WASHINGTON (Reuters)-WASHINGTON (Reuters)- Democratic U.S. Representative Alcee Hastings died on Tuesday at the age of 84, according to his office, further reducing the party’s majority in the lower chamber of Congress.
His office did not give the cause of death details. Hastings reported in January 2019 that pancreatic cancer had been diagnosed and treated.
“My dear friend Alcee Hastings passes me heartbreak,” Florida fellow democrats Ted Deutch said in a statement. “Speaking for the quiet, unheard voices. Alcee spoke. He never supported a fight for his representatives and for anyone else that needed to stand up for it.”
Hastings, who has been Florida’s first African-American Congressman since the post-Civil War era, served his 15th term in the U.S. House of Representatives in a Florida district now comprising areas such as Fort Lauderdale, Palm Beach, and the Okeechobee Lake area, his website said. In 1992, he was elected for the first time.
According to the Florida State Department, he won his seat most recently with 78.7% of the votes.
James McGovern, Chairman of the House Rules Committee, said in a statement: ‘I have been sitting side by side in the committee for many years and watched him take up false arguments and lift up the truth with one sentence that he alone can pass. “I have lost a friend, a giant has lost this Congress and a champion has lost those who go undiscovered all too often. “
Hastings was a civil rights defender and activist before he was elected to Congress.
Alcee Hastings – Short overview
Hastings was born in 1936 and attended a segregated high school, the son of parents who were domestic workers.

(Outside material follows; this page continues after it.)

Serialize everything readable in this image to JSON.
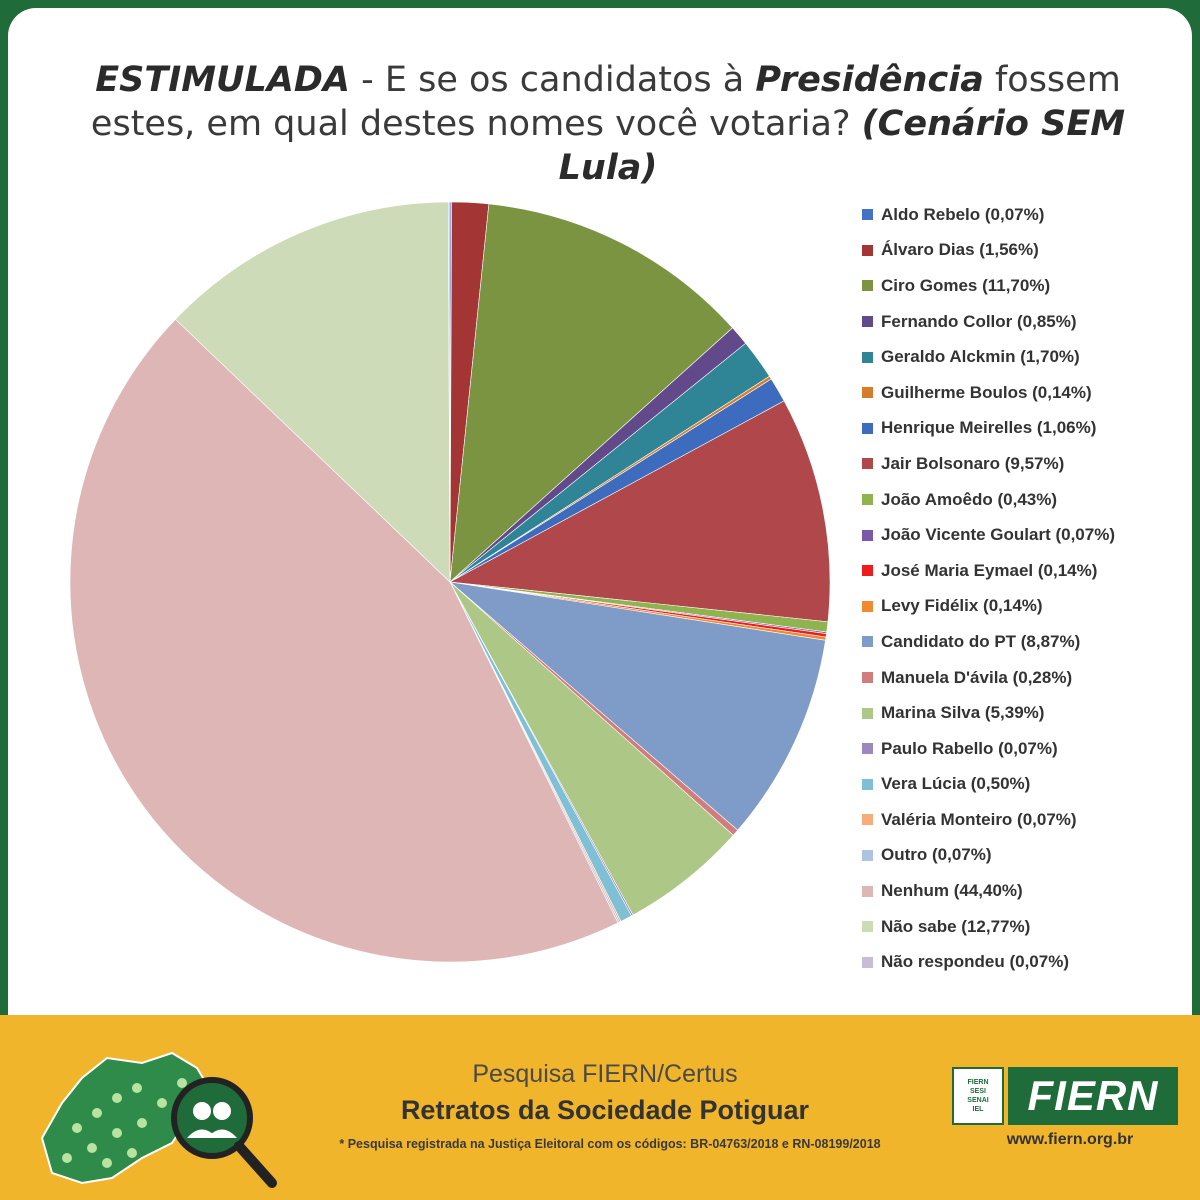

The South Florida Sun-Sentinel reported that he talked about how his parents, grandparents, and grandparents couldn’t vote.
He was appointed as a judge of the federal court in 1979. However, two years later, Hastings was charged with conspiring and judicial obstruction based on the website of the Senate, for asking for a 150,000 dollar bribe to reduce the sentences of two mob-linked felons convicted in his court.
Though acquitted, Hastings was prosecuted and removed by the U.S. 1989 Senate. The future elected official was not disqualified from holding the position.
According to a tally from the House press, his death has left a sixth vacancy in the House of Représentants, which Democrats now have 218 seats under control.
A further restriction of the majority of the Democrats would complicate the party’s legislative agenda even further.